監督としての評価は以前から高かった。'00年代中期に指揮したローマではトッティを最前線に置き魅力的なサッカーを展開、欧州中で話題となった。スパレッティが尊敬するグアルディオラがメッシを同ポジションに配する随分と前のことだ。しかし、セリエAには手が届かなかった。同い年のアンチェロッティが欧州各地でタイトルを手にする中「いい監督だが勝つための監督ではない」とも言われ、ロシアではゼニトを率い優勝したが「セリエAの重みはまるで別」(ガゼッタ紙)とイタリアの見方はかくも厳しかった。ついに手にした成功を喜ぶのはナポリ人だけではないはずだ。
この優勝でスパレッティのナポリの時代が到来か――との声もあるが、簡単ではない。現在のイタリアは4年間で異なる4チームが優勝するという群雄割拠の時代。欧州でもこれほど拮抗しているリーグはない。
まずは今季の優勝で移籍市場での人気銘柄となった選手たちをどれだけキープできるか。優勝の立役者のひとり、FWクバラツヘリアの開幕時の市場価値は1000万ユーロだったが、現在は1億ユーロと10倍になっている(ガゼッタ紙算出)。今季得点ランキングトップのオシムヘンは1億5000万ユーロだ。今季の活躍で欧州最高のCBのひとりとまで評価されるようになった韓国人キム・ミンジェの違約金は5000万ユーロほどといわれており、プレミアリーグのクラブにとっては簡単に出せる額だ。デ・ラウレンティス会長は「来季はチャンピオンズリーグを狙う」と威勢はいいが、全員が残留することはないだろう。
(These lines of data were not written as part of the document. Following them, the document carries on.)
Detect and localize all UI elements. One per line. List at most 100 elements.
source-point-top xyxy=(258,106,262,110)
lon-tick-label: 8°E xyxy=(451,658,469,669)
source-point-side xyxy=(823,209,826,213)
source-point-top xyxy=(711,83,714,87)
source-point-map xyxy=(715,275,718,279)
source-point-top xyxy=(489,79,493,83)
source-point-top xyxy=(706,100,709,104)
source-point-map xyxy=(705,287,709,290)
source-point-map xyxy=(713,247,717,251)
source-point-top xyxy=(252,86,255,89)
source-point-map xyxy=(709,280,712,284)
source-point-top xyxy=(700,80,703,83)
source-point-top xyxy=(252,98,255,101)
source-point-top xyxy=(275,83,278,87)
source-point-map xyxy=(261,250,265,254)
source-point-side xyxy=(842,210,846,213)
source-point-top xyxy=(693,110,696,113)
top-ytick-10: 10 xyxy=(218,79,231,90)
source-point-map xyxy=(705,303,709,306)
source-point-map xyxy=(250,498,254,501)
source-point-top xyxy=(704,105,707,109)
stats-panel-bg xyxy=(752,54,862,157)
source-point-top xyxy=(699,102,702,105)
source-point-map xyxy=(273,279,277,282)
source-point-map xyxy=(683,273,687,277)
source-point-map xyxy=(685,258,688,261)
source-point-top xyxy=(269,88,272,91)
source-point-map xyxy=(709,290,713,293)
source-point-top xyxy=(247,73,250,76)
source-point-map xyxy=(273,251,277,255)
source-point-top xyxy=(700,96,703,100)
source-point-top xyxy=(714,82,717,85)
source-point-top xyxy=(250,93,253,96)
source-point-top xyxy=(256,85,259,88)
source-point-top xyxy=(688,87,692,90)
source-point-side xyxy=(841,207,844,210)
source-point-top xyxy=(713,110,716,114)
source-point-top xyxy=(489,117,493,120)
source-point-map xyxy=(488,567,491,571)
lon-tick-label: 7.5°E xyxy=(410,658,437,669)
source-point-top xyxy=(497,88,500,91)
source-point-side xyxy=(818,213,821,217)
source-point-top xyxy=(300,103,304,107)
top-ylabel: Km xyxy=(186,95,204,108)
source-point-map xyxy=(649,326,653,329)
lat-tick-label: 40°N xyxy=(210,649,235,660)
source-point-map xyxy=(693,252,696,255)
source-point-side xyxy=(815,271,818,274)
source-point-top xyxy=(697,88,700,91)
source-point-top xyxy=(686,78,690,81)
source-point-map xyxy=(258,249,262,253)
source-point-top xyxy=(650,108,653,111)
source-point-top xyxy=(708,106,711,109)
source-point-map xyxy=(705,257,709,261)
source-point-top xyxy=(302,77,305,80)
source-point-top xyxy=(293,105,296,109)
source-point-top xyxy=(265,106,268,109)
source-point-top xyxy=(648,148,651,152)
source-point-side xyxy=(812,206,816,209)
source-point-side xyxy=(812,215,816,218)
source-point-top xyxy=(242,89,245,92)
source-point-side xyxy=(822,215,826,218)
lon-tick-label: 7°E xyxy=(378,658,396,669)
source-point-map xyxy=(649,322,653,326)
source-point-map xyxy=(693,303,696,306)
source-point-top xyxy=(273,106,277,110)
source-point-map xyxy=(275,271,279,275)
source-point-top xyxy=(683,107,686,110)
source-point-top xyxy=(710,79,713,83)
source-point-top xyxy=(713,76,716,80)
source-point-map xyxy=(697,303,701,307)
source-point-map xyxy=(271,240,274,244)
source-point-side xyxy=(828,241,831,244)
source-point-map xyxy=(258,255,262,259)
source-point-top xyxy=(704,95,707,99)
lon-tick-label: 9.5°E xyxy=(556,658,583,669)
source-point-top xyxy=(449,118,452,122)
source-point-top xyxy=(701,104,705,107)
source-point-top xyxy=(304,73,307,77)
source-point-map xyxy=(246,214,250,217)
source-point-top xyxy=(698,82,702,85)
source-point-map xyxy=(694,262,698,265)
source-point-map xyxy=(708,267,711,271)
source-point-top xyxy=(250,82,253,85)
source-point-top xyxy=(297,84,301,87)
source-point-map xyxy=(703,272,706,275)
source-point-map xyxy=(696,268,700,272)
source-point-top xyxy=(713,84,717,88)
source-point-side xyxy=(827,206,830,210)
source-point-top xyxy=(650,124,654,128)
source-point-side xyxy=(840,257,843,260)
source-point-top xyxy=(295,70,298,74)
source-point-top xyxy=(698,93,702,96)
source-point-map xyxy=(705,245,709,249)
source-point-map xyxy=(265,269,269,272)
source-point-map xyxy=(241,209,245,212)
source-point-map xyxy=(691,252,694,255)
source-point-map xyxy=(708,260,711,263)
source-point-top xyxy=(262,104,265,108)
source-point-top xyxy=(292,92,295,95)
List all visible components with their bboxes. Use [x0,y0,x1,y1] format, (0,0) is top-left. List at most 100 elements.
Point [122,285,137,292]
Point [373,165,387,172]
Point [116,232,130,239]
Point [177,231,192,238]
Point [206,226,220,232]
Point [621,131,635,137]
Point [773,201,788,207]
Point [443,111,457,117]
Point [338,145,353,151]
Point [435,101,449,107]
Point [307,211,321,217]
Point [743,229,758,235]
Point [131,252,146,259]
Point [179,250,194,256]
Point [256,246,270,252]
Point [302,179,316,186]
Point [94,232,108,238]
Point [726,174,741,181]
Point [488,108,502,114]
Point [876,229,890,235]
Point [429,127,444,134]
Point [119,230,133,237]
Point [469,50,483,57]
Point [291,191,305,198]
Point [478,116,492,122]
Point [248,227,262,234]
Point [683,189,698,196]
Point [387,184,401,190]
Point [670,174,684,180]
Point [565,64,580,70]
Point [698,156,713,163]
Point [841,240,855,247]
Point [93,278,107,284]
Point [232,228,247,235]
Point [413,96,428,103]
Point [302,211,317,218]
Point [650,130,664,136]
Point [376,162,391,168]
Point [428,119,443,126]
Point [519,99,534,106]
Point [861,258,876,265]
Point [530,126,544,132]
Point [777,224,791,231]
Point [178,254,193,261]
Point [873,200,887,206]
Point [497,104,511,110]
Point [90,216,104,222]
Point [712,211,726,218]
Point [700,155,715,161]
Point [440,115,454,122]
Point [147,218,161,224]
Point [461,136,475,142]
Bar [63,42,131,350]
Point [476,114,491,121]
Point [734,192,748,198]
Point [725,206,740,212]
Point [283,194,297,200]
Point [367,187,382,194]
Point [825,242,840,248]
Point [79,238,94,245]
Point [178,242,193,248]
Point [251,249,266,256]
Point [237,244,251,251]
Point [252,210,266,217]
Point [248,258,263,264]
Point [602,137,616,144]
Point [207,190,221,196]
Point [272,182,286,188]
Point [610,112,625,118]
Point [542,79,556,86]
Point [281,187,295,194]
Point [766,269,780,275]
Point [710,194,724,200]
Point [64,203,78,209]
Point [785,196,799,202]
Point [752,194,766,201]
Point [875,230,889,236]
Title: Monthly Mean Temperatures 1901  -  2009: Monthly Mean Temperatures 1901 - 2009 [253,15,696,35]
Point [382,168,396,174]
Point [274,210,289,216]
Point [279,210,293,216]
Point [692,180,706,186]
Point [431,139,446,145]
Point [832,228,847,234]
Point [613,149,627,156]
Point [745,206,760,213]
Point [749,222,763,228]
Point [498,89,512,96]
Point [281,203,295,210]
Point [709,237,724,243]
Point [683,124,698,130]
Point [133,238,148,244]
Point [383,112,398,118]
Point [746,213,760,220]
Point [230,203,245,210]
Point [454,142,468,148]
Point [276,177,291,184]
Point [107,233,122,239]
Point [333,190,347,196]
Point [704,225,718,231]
ただ、今季もクリバリーやインシーニェ、メルテンス、ファビアン・ルイスら中軸を放出した中での優勝だった。ロボツカやアンギサら、地味な好選手を見つけた敏腕SDのジュントーリが連れてくるであろう新戦力が再び機能すれば、スパレッティのナポリはイタリアとCLの舞台でさらなる躍進を見せるだろう。